И он протянул пастору свою ладонь, обширную, как Сахара; маленькая ручка его преподобия бесследно потонула в ней, и мы услышали, как на ней лопнула перчатка.
— А что? Здорово я вас углядел?
— О да!
— Ну еще бы! Вы только рот раскрыли, как я признал вас за своего. Давно вы здесь?
— Месяца четыре. А вы давно?
— Я? Давно ли? И не спрашивайте! Скоро два года, будь они неладны! Соскучились по дому?
— Не успел еще.
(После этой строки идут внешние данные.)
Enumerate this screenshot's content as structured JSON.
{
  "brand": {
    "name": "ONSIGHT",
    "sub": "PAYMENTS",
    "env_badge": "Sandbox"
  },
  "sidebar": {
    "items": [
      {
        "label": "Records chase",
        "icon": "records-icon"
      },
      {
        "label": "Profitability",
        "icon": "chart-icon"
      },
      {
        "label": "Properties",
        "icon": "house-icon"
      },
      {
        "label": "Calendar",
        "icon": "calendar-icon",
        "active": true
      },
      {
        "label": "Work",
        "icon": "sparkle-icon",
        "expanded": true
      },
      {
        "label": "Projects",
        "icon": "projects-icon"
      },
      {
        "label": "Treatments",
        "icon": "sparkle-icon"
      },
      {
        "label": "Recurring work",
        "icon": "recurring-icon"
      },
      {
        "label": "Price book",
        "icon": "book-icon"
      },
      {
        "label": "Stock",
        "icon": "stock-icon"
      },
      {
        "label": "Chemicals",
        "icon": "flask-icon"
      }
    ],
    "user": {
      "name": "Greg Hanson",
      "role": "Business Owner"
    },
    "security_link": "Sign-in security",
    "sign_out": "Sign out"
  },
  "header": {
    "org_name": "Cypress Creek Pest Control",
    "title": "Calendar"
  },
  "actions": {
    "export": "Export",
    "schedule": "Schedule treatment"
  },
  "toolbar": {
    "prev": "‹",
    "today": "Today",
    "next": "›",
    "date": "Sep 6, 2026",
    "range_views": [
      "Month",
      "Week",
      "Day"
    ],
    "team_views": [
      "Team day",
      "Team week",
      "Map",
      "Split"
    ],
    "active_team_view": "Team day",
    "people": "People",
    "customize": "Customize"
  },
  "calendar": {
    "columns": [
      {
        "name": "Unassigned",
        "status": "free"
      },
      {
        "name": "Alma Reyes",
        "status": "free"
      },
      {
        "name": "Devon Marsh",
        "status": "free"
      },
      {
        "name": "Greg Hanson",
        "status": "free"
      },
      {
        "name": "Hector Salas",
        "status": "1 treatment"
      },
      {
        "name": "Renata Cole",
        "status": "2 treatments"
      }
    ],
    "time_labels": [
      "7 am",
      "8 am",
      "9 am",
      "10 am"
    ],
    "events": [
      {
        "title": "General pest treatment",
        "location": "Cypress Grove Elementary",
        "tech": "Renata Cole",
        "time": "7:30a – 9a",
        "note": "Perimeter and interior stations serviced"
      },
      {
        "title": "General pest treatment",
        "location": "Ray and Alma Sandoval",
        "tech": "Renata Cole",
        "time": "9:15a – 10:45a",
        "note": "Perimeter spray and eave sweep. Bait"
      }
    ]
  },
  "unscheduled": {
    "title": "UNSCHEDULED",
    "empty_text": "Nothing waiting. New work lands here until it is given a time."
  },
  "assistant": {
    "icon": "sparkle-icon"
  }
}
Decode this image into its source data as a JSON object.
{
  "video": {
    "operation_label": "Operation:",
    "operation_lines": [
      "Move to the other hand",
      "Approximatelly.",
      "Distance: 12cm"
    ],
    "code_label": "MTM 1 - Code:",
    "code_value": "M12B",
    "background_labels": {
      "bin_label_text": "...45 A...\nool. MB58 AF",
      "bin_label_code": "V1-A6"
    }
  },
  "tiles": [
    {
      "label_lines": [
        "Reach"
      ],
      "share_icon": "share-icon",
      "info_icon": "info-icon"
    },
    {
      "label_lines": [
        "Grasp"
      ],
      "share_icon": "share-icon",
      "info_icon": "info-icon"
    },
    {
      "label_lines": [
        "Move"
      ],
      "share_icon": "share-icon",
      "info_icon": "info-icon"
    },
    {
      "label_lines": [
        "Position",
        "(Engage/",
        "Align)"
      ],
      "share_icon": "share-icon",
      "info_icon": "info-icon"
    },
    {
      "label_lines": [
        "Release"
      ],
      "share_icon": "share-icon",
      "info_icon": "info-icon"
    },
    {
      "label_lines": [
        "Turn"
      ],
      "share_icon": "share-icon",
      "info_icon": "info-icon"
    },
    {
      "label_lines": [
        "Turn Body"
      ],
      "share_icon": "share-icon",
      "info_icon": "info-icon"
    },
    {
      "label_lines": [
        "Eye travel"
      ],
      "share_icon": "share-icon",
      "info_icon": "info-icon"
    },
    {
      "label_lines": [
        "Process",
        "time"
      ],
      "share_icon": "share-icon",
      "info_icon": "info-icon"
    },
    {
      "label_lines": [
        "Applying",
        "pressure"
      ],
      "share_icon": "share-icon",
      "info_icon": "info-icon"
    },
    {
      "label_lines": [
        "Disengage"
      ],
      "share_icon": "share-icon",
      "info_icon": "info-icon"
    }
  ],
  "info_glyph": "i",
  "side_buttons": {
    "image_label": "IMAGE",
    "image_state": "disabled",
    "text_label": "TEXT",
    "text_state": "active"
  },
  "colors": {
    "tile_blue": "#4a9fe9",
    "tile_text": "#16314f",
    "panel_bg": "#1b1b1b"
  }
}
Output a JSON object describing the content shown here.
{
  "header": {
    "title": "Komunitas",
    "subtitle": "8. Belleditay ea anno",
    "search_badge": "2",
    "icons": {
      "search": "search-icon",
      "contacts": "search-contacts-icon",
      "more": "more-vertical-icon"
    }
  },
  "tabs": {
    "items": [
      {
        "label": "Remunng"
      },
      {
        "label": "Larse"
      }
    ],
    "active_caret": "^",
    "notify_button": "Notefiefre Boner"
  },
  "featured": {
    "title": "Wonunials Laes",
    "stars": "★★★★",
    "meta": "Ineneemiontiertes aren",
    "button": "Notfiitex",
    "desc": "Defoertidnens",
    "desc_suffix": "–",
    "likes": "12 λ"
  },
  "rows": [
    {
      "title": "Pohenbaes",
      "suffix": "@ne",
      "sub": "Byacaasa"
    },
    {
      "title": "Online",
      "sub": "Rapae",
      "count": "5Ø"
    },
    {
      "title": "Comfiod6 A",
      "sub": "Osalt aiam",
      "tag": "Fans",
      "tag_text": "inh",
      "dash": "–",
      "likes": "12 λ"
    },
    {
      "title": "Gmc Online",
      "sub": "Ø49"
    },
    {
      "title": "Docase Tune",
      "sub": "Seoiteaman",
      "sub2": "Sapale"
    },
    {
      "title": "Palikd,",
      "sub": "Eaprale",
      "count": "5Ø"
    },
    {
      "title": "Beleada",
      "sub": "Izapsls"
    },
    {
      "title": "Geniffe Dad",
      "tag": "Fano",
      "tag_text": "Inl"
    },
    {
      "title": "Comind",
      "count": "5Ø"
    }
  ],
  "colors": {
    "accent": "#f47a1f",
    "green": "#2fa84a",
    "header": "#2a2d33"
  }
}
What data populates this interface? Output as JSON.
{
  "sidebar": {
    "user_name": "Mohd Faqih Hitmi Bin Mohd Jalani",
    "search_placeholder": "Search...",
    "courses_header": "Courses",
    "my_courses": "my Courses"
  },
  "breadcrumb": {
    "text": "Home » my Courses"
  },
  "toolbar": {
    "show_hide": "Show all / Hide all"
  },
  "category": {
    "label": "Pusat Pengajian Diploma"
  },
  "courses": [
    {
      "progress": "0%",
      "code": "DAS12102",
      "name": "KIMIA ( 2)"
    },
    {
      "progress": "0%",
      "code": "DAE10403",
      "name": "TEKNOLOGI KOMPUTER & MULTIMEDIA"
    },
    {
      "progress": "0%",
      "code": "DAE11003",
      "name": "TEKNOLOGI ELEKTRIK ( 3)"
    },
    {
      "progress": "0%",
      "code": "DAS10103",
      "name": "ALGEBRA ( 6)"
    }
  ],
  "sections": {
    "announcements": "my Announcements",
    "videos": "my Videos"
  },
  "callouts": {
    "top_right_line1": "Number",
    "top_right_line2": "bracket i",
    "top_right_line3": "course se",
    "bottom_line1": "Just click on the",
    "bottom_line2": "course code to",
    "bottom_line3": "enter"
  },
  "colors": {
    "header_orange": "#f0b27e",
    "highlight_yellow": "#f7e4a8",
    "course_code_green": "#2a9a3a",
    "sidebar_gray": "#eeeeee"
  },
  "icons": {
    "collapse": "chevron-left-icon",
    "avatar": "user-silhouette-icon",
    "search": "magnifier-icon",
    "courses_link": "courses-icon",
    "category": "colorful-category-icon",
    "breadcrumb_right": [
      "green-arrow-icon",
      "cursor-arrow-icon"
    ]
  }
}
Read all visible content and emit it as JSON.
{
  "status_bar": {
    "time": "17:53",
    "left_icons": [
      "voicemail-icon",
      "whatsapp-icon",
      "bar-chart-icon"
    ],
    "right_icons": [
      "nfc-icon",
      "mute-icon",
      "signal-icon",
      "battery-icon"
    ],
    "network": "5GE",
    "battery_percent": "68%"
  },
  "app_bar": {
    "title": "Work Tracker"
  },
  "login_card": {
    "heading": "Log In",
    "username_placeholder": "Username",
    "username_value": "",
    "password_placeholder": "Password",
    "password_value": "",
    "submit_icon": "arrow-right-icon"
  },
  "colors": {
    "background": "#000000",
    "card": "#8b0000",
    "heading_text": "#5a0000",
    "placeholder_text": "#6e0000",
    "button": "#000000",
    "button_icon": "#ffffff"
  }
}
А вы?
— О, дьявол, да! — Он произнес это с сокрушительной экспрессией.
Его преподобие слегка поежился, и мы скорее угадали чутьем, чем восприняли чувствами его сигналы бедствия; но не стали ни вмешиваться, ни выручать его, забавляясь тайком этой сценою.
Верзила между тем схватил его преподобие под руку и с доверчивым и счастливым видом беспризорного сиротки, стосковавшегося по другу и сочувственному вниманию, по счастливой возможности вновь окунуться в стихию родного языка, дал, наконец, себе волю — да с каким еще смаком! Речь свою он пересыпал словами, не допущенными к обращению в воскресной школе, так что я вынужден местами прибегнуть к многоточию.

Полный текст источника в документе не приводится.